Tue May 28 08:38:27 CEST 2019

> On 28 May 2019, at 06:16, Scott Sadowsky <ssadowsky at gmail.com> wrote:
> 
> I understand that behavior occurring when the various forms are treated as equivalents (e.g. "naive" and "naïve" with %cd). But in my case, "mi" and "mí" actually correspond to different lemmas ("mi" and "mí", respectively). Would this still be the expected behavior in this case?

Yes.  It's not the desired behaviour, but a quirk of MySQL that we cannot work around.  As soon as you use case-insensitive collation, it will also lump all the diacritics together.  (If you feel that this is extremely bad software design, I don't think either of us would disagree in the least.)

Note that %cd in a query is evaluated by CWB, whereas the aggregation of different forms in a frequency count and in the collocation database is carried out by MySQL based on its collation setting.  The two won't always agree.

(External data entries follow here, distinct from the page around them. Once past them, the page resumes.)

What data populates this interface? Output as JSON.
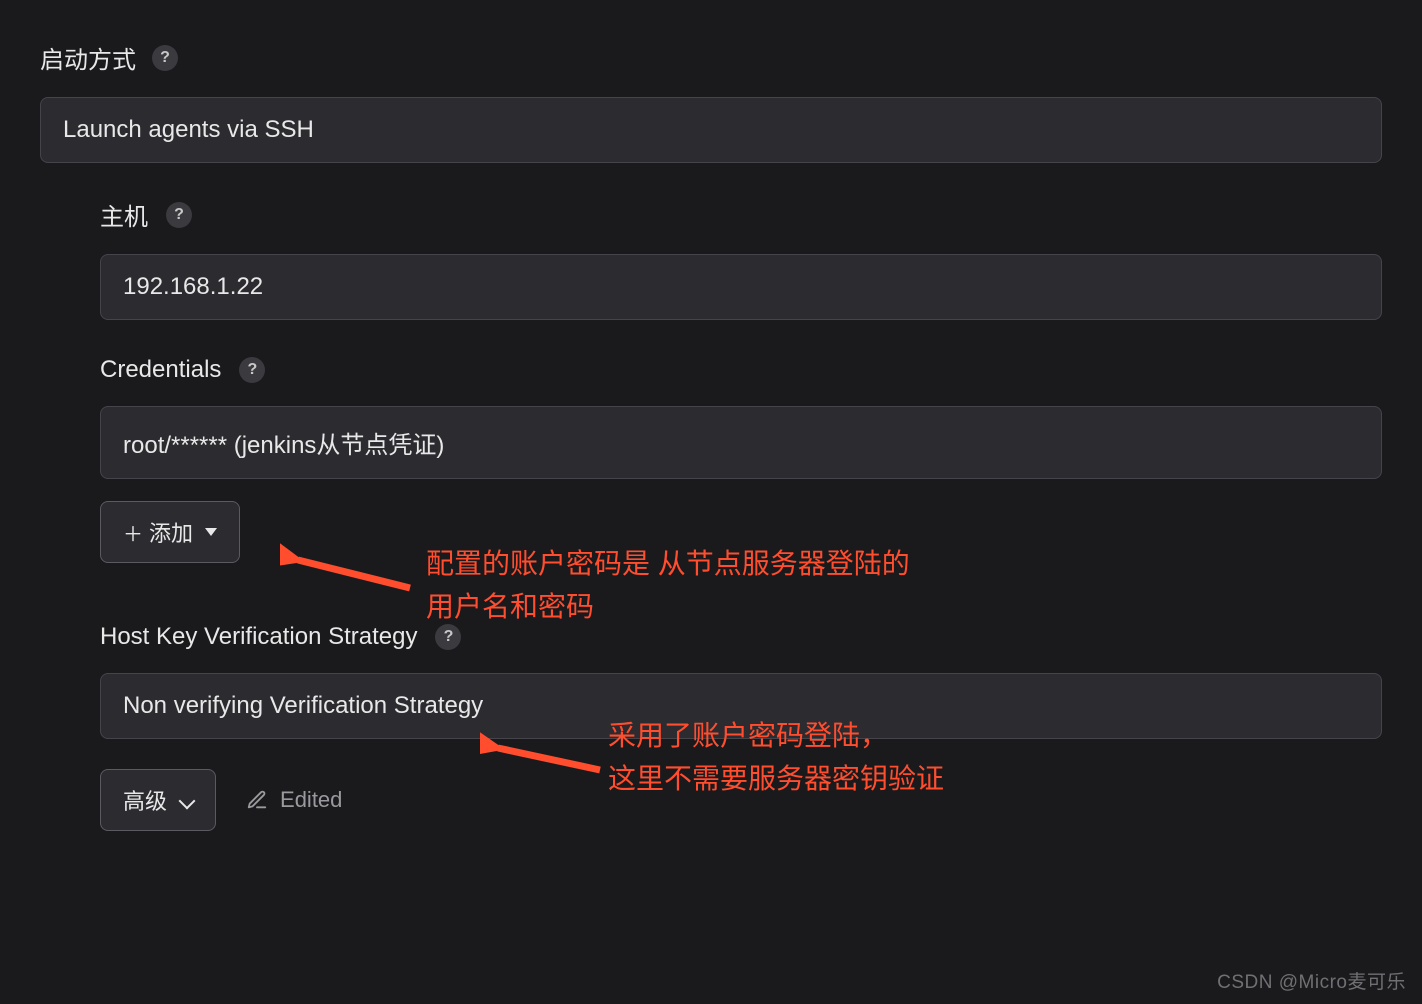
{
  "launchMethod": {
    "label": "启动方式",
    "value": "Launch agents via SSH"
  },
  "host": {
    "label": "主机",
    "value": "192.168.1.22"
  },
  "credentials": {
    "label": "Credentials",
    "value": "root/****** (jenkins从节点凭证)",
    "addButton": "添加"
  },
  "hostKey": {
    "label": "Host Key Verification Strategy",
    "value": "Non verifying Verification Strategy"
  },
  "advancedButton": "高级",
  "editedLabel": "Edited",
  "annotation1": {
    "line1": "配置的账户密码是 从节点服务器登陆的",
    "line2": "用户名和密码"
  },
  "annotation2": {
    "line1": "采用了账户密码登陆，",
    "line2": "这里不需要服务器密钥验证"
  },
  "watermark": "CSDN @Micro麦可乐"
}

> If so, does this mean that lemmas that differ only by diacritical marks are treated as one single lemma by one or more parts of CWB/CQPweb? 

CWB never treats different case/diacritic variants as the same form (whether word form or lemma), it just allows you to search insensitively with the %c and %d flags.

In the frequency aggregation, MySQL lumps the different forms together into a single lemma (or normalized word form).

If I understood a recent discussion with Andrew correctly, newer versions of MySQL will provide finer control over the collation setting, but may not be widely available for the next 5–10 years (depending on how many people stick with some LTS Linux).

> Okay. Here are the results:
> 	• Your query “[lemma="que"]” returned 314,658 matches in 4,701 different texts
> 	• Your query “[lemma="qúe"]” returned 4 matches in 4 different texts
> 	• Your query “[lemma="qué"]” returned 12,924 matches in 2,723 different texts
> 	• (“[lemma="qùe"]” has 0 results)
> 1 and 3 are both actual words in Spanish, so both forms are expected.

That is unfortunate, because they will be conflated into a single lemma by MySQL.  What we do for German corpora is to turn off case-sensitivity in CQPweb (keep in mind that you will have to re-build all frequency tables afterwards).  This also makes frequency counts sensitive to diacritics.

The downside is that collocations and frequency counts for word forms become even more useless. However, lemma-based analyses work well provided that you have a good lemmatizer (which does case-normalization where appropriate).

Best,
Stefan